A photosensitive resin composition comprising (A) a radically polymerizable monomer, (B) a radically polymerizable photopolymerization initiator and (C) an alkali-soluble resin, wherein (C) the alkali-soluble resin is (C-1 ) 5% by mass to 95% by mass of a resin having a vinylphenol monomer unit and 5% by mass to 95% by mass of another alkali-soluble resin in the alkali-soluble resin. Negative photosensitive resin composition. (C-1) The negative photosensitive resin according to claim 1, wherein the alkali-soluble resin having a vinylphenol monomer unit is a polymer containing 50% by mass or more of a vinylphenol monomer unit. Resin composition. (C-1) The negative photosensitive resin composition according to claim 1, wherein the alkali-soluble resin having a vinylphenol monomer unit is polyvinylphenol. (C-2) The other alkali-soluble resin is an alkali-soluble resin containing a monomer unit containing an acid group and a polymerizable double bond and another monomer unit capable of copolymerization.
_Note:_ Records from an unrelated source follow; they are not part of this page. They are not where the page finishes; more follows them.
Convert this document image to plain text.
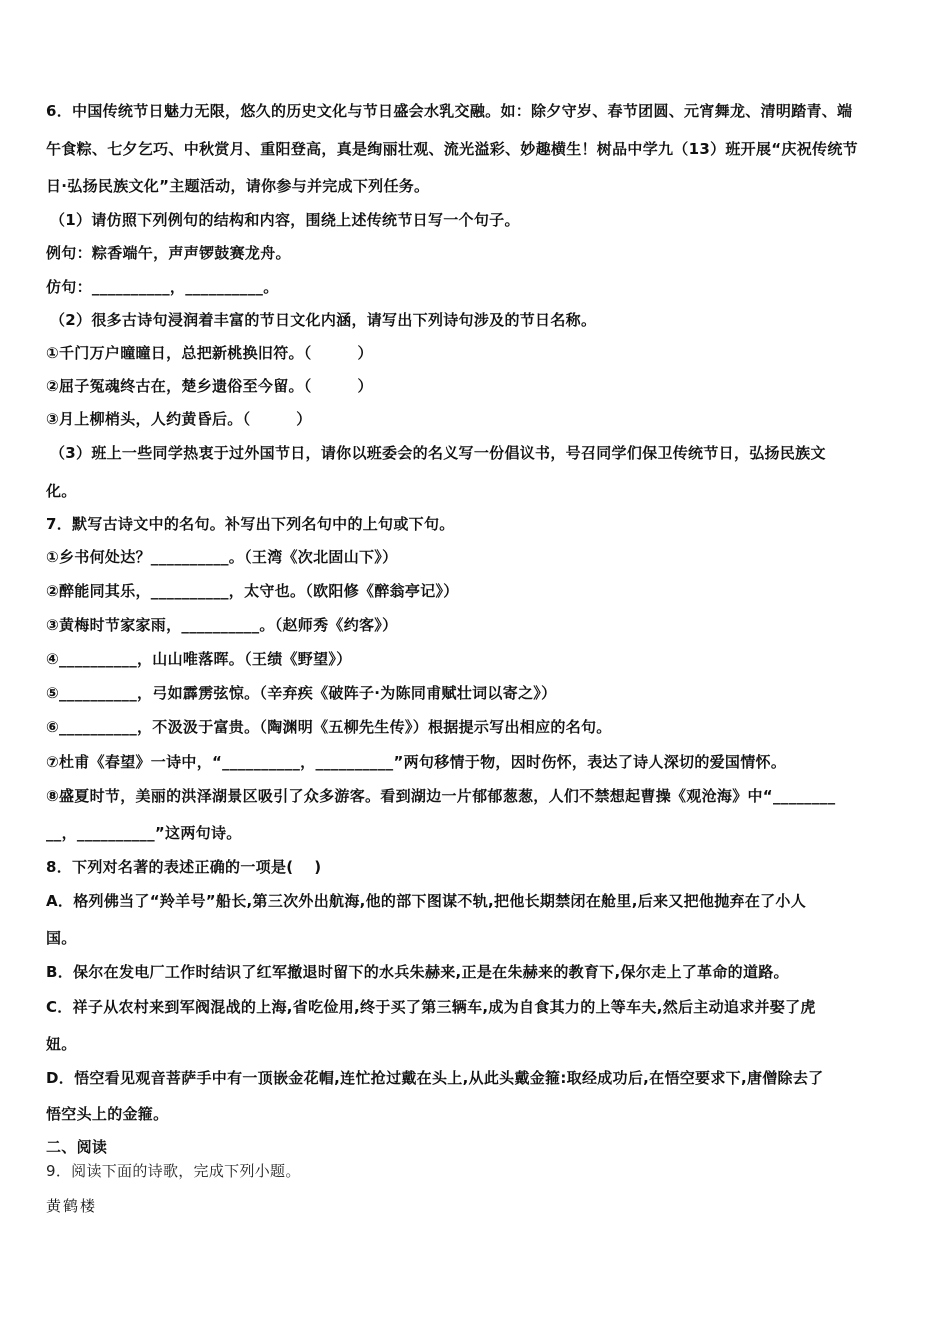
6．中国传统节日魅力无限，悠久的历史文化与节日盛会水乳交融。如：除夕守岁、春节团圆、元宵舞龙、清明踏青、端
午食粽、七夕乞巧、中秋赏月、重阳登高，真是绚丽壮观、流光溢彩、妙趣横生！树品中学九（13）班开展“庆祝传统节
日·弘扬民族文化”主题活动，请你参与并完成下列任务。
（1）请仿照下列例句的结构和内容，围绕上述传统节日写一个句子。
例句：粽香端午，声声锣鼓赛龙舟。
仿句：__________，__________。
（2）很多古诗句浸润着丰富的节日文化内涵，请写出下列诗句涉及的节日名称。
①千门万户曈曈日，总把新桃换旧符。（　　　）
②屈子冤魂终古在，楚乡遗俗至今留。（　　　）
③月上柳梢头，人约黄昏后。（　　　）
（3）班上一些同学热衷于过外国节日，请你以班委会的名义写一份倡议书，号召同学们保卫传统节日，弘扬民族文
化。
7．默写古诗文中的名句。补写出下列名句中的上句或下句。
①乡书何处达？__________。（王湾《次北固山下》）
②醉能同其乐，__________，太守也。（欧阳修《醉翁亭记》）
③黄梅时节家家雨，__________。（赵师秀《约客》）
④__________，山山唯落晖。（王绩《野望》）
⑤__________，弓如霹雳弦惊。（辛弃疾《破阵子·为陈同甫赋壮词以寄之》）
⑥__________，不汲汲于富贵。（陶渊明《五柳先生传》）根据提示写出相应的名句。
⑦杜甫《春望》一诗中，“__________，__________”两句移情于物，因时伤怀，表达了诗人深切的爱国情怀。
⑧盛夏时节，美丽的洪泽湖景区吸引了众多游客。看到湖边一片郁郁葱葱，人们不禁想起曹操《观沧海》中“________
__，__________”这两句诗。
8．下列对名著的表述正确的一项是(　 )
A．格列佛当了“羚羊号”船长,第三次外出航海,他的部下图谋不轨,把他长期禁闭在舱里,后来又把他抛弃在了小人
国。
B．保尔在发电厂工作时结识了红军撤退时留下的水兵朱赫来,正是在朱赫来的教育下,保尔走上了革命的道路。
C．祥子从农村来到军阀混战的上海,省吃俭用,终于买了第三辆车,成为自食其力的上等车夫,然后主动追求并娶了虎
妞。
D．悟空看见观音菩萨手中有一顶嵌金花帽,连忙抢过戴在头上,从此头戴金箍:取经成功后,在悟空要求下,唐僧除去了
悟空头上的金箍。
二、阅读
9．阅读下面的诗歌，完成下列小题。
黄鹤楼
The negative photosensitive resin composition of claim | item 1-3. 5. The negative photosensitive resin composition according to claim 4, wherein the (C-2) other alkali-soluble resin is an alkali-soluble resin further containing an N-substituted maleimide monomer unit. A cured product obtained by forming a cured product of the negative photosensitive resin composition according to claim 1 on a substrate. A color filter, wherein a cured product of the negative photosensitive resin composition according to claim 1 is formed on a substrate.